John Paul II about Jasna Góra
St. John Paul II seems to have expressed the most effectively the unique nature of Jasna Góra. On numerous occasions he called this place not only the nation’s shrine, but a confessional box and altar, a place of spiritual transformation and of a renewal of Poles’ lives. John Paull II called this place a treasure, a place where Poles had always been free.

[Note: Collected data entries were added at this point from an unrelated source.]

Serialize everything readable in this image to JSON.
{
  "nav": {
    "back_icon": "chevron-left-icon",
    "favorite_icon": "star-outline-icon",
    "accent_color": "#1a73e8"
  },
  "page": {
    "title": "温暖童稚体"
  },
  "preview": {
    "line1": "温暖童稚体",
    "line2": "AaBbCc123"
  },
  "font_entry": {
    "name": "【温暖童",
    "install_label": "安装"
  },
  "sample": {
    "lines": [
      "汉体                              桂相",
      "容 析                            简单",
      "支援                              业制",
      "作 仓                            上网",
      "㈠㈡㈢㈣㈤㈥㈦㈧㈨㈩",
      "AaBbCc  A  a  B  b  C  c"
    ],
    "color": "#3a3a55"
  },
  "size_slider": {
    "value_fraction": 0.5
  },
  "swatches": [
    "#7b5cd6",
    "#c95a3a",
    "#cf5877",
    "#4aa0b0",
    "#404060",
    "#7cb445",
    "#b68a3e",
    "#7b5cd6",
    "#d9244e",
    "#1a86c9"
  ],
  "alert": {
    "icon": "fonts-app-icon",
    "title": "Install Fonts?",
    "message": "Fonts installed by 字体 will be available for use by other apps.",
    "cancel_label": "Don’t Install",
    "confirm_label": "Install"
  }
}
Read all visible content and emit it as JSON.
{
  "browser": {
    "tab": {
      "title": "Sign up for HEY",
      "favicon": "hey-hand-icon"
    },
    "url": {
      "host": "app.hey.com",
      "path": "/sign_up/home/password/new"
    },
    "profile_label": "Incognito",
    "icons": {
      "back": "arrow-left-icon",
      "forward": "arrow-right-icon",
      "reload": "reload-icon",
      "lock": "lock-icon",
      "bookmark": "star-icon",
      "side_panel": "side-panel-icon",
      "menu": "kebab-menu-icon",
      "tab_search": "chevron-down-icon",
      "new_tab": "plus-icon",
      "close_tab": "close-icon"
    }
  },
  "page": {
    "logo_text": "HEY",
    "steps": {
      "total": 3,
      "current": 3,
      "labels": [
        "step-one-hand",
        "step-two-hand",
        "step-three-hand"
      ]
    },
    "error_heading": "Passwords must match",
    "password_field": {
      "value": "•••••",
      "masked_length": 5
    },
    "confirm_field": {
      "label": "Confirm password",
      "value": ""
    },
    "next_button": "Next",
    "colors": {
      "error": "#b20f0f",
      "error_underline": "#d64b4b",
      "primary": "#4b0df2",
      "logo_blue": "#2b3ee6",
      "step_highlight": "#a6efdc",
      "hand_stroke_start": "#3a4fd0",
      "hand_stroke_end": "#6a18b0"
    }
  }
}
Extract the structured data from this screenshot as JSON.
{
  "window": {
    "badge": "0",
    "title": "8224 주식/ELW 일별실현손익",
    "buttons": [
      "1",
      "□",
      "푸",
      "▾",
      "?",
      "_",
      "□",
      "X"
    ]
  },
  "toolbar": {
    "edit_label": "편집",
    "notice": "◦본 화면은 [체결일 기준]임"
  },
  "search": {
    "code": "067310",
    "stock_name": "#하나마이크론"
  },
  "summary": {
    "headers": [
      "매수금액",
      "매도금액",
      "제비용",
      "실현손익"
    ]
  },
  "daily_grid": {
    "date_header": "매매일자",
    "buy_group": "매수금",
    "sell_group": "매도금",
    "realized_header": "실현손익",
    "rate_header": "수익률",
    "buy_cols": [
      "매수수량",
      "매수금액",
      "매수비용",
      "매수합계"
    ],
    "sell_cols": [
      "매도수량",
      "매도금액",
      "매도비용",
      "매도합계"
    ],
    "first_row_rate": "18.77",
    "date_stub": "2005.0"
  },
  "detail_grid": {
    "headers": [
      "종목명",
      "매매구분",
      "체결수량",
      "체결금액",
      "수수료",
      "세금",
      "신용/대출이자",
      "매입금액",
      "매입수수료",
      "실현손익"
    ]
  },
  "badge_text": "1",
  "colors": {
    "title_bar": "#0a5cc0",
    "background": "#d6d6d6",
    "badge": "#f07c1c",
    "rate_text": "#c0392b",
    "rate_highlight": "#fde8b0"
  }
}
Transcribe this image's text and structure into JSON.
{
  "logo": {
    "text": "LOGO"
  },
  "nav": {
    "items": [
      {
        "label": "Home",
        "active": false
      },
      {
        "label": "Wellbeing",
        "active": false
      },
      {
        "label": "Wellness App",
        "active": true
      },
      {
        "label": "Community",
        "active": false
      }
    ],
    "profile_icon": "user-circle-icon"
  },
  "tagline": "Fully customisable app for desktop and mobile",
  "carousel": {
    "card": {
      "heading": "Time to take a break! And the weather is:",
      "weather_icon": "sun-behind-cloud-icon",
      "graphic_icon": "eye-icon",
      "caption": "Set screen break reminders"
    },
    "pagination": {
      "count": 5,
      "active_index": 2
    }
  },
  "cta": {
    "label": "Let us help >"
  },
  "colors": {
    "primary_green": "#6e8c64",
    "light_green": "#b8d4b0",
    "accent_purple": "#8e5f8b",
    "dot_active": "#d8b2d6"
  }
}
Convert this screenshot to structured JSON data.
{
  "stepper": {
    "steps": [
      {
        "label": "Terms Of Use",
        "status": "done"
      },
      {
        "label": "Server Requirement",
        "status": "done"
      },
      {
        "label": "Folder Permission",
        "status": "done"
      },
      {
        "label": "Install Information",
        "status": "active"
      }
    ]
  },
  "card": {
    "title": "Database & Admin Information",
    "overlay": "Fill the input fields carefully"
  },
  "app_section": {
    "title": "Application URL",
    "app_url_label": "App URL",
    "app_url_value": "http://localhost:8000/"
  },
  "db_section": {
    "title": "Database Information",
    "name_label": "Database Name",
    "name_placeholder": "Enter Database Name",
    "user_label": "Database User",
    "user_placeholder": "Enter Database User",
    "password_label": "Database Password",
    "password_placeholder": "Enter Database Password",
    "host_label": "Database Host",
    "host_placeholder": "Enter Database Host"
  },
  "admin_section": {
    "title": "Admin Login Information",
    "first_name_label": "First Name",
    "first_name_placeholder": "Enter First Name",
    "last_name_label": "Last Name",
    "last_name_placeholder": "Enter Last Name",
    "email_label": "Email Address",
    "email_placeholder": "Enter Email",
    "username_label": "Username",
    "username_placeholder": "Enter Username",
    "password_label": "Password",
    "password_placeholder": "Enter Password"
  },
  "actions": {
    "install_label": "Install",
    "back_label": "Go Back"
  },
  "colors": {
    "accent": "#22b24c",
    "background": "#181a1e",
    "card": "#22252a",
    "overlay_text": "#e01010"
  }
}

This is what the sainted pope said here on 4 June 1979:
So many times we came here to this holy place with attentive pastoral ear, to listen to the beating of the heart of the Church and of that of the motherland in the heart of the Mother. Jasna Gora is, in fact, not only a place of pilgrimage for the Poles of the motherland and of the whole world but also the nation’s shrine. One must listen in this holy place in order to hear the beating of the heart of the nation in the heart of the Mother. For her heart beats, we know, together with all the appointments of history, with all the happenings in our national life: how many times, in fact, has it vibrated with the laments of the historical sufferings of Poland, but also with the shouts of joy and victory! The history of Poland can be written in different ways; especially in the case of the history of the last centuries, it can be interpreted along different lines. But if we want to know how this history is interpreted by the heart of the Poles, we must come here, we must listen to this shrine, we must hear the echo of the life of the whole nation in the heart of its Mother and Queen. And if her heart beats with a tone of disquiet, if it echoes with solicitude and the cry for the conversion and strengthening of consciences, this invitation must be accepted. It is an invitation springing from maternal love, which in its own way is shaping the historical processes in the land of Poland.
No other words can better summarize the reason why millions of people continue to make Jasna Góra their pilgrimage destination.